2.0 Hardware HA

The hardware HA can be solved by several legacy HA schemes. However, when considering the NFV scenarios, a hardware failure will cause collateral damage to not only to the services but also virtual infrastructure running on it.

A redundant architecture and automatic failover for the hardware are required for the NFV scenario. At the same time, the fault detection and report of HW failure from the hardware to VIM, VNFM and if necessary the Orchestrator to achieve HA in OPNFV. A sample fault table can be found in the Doctor project. (https://wiki.opnfv.org/doctor/faults) All the critical hardware failures should be reported to the VIM within 1s.

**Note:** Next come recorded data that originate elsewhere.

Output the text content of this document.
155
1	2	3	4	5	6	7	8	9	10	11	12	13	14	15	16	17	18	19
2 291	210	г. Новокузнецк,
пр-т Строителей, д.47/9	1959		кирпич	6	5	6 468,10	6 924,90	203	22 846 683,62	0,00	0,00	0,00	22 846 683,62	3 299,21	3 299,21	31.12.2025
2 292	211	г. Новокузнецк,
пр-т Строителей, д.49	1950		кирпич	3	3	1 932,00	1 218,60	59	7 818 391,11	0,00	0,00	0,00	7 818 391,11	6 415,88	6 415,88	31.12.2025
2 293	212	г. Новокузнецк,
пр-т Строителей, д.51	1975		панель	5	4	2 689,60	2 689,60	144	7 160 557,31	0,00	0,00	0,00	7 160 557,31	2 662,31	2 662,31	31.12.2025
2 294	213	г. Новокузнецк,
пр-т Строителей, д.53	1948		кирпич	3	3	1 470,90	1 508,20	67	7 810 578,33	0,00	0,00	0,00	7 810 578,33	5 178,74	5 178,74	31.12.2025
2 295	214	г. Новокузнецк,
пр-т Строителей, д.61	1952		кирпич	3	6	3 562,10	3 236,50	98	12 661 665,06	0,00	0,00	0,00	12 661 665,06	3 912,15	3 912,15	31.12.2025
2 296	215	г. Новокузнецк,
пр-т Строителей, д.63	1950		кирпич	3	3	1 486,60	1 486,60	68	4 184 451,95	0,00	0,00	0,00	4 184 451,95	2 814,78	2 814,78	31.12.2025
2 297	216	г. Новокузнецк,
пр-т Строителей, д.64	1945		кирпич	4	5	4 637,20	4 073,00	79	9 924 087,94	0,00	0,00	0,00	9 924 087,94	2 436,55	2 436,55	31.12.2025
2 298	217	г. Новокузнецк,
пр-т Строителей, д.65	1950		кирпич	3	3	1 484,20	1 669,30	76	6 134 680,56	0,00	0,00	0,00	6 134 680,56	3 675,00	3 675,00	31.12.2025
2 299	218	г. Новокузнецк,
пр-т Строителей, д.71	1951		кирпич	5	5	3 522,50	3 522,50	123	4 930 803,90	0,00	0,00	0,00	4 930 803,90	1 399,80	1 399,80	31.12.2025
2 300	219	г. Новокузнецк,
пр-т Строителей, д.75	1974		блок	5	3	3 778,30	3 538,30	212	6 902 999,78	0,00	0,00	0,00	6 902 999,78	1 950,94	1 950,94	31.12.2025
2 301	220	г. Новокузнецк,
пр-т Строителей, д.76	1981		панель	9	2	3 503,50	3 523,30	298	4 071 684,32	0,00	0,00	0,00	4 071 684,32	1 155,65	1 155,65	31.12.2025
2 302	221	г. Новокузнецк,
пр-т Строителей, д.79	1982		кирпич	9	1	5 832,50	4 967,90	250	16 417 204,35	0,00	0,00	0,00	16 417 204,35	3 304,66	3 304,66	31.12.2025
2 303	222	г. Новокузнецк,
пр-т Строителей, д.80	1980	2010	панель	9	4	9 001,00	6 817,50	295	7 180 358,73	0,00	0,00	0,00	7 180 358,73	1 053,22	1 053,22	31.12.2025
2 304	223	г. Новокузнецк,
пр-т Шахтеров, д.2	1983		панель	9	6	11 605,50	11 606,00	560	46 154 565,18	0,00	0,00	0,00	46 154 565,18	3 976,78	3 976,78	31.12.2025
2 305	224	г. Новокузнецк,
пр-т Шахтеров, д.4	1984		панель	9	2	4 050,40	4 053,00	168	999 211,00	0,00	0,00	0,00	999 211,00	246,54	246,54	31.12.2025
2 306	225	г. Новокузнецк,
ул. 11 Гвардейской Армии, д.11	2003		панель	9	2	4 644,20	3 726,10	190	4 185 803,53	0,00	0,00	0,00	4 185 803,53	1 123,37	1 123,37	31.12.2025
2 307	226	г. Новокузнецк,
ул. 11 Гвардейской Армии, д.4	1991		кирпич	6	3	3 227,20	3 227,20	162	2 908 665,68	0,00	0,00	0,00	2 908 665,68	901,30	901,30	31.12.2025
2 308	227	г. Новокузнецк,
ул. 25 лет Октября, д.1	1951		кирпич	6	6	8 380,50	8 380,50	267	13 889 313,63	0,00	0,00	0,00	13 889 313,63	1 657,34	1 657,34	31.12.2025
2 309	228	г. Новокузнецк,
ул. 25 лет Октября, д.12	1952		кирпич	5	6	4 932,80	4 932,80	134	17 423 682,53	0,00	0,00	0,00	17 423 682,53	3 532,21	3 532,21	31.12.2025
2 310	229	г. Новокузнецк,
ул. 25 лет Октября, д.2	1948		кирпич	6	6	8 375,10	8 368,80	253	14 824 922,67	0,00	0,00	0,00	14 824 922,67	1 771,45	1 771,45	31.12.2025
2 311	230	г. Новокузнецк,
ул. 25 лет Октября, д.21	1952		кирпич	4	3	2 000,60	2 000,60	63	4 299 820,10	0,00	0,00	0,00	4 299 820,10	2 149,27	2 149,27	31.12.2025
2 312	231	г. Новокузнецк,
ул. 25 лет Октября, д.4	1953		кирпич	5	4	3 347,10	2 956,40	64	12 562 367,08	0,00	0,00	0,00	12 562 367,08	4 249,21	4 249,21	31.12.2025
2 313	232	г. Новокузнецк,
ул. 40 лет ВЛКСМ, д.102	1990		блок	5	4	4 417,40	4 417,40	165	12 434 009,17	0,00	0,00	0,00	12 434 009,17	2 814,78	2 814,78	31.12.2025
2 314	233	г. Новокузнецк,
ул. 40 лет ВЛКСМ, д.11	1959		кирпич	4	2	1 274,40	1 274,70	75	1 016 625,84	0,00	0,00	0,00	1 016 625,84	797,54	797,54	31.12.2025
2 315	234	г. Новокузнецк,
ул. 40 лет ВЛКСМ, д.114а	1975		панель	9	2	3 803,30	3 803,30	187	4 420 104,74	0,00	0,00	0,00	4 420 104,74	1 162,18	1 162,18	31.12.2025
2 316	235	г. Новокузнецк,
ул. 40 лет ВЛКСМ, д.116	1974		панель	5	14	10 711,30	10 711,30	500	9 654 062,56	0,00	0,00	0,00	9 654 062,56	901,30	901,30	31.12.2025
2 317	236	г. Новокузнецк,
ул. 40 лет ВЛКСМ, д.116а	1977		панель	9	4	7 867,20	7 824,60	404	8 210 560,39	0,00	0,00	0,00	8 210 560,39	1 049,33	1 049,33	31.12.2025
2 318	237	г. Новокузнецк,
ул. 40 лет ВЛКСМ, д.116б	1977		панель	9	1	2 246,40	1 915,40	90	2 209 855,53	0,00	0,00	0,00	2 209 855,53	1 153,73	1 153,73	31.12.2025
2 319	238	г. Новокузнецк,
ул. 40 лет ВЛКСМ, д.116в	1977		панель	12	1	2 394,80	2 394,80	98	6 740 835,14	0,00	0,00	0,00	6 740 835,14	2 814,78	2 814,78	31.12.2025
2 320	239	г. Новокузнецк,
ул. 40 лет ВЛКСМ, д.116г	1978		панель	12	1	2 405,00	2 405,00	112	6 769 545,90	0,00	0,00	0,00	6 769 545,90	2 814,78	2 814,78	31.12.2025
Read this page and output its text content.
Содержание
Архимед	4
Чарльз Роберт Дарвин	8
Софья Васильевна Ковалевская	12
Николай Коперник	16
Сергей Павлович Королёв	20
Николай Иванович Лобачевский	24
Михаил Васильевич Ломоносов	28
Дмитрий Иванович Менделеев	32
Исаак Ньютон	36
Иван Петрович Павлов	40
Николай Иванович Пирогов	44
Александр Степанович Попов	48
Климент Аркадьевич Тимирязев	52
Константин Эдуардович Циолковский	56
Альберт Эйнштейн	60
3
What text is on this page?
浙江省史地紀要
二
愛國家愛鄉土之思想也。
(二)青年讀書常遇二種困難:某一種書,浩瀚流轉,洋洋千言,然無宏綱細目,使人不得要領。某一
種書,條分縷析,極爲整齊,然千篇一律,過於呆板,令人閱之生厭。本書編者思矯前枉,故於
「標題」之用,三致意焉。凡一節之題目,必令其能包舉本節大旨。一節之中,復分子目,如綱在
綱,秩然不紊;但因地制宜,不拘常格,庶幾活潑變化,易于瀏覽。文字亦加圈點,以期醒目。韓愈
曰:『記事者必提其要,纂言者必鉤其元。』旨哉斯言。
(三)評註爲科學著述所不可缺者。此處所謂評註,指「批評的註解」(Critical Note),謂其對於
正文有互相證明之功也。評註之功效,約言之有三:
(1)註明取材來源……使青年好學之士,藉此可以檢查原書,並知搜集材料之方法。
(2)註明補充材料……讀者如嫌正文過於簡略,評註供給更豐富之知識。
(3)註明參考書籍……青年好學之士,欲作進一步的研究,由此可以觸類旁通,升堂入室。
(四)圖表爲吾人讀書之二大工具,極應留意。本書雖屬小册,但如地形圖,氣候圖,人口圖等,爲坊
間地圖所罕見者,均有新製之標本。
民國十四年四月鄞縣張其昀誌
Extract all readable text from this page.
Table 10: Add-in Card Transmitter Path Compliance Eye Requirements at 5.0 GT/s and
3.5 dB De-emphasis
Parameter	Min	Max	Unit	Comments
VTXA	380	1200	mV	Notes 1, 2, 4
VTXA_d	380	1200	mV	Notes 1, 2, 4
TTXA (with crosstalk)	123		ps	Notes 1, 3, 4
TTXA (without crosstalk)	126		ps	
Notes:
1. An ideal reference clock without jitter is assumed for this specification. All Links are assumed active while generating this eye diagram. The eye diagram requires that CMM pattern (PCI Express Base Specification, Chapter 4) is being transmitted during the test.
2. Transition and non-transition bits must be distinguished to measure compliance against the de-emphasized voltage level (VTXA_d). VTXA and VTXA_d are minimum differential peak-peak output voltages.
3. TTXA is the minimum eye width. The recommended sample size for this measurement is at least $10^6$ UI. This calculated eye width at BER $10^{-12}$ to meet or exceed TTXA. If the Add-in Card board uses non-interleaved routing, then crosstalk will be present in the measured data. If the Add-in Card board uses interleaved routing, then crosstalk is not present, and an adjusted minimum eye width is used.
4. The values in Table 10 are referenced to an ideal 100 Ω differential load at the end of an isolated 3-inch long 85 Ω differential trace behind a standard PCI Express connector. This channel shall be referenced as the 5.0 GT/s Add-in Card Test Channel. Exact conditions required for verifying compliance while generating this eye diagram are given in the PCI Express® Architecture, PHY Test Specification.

Other warnings for the hardware should also be reported to the VIM in a timely manner.

General Requirements:

Hardware Failures should be reported to the hypervisor and the VIM.
Hardware Failures should not be directly reported to the VNF as in the traditional ATCA architecture.
Hardware failure detection message should be sent to the VIM within a specified period of time, based on the SAL as defined in Section 1.
Alarm thresholds should be detected and the alarm delivered to the VIM within 1min. A certain threshold can be set for such notification.
Direct notification from the hardware to some specific VNF should be possible. Such notification should be within 1s.
Periodical update of hardware running conditions (operational state?) to the NFVI and VIM is required for further operation, which may include fault prediction, failure analysis, and etc.. Such info should be updated every 60s
Transparent failover is required once the failure of storage and network hardware happens.
Hardware should support SNMP and IPMI for centralized management, monitoring and control.

Network plane Requirements:

The hardware should provide a redundant architecture for the network plane.
Failures of the network plane should be reported to the VIM within 1s.
QoS should be used to protect against link congestion.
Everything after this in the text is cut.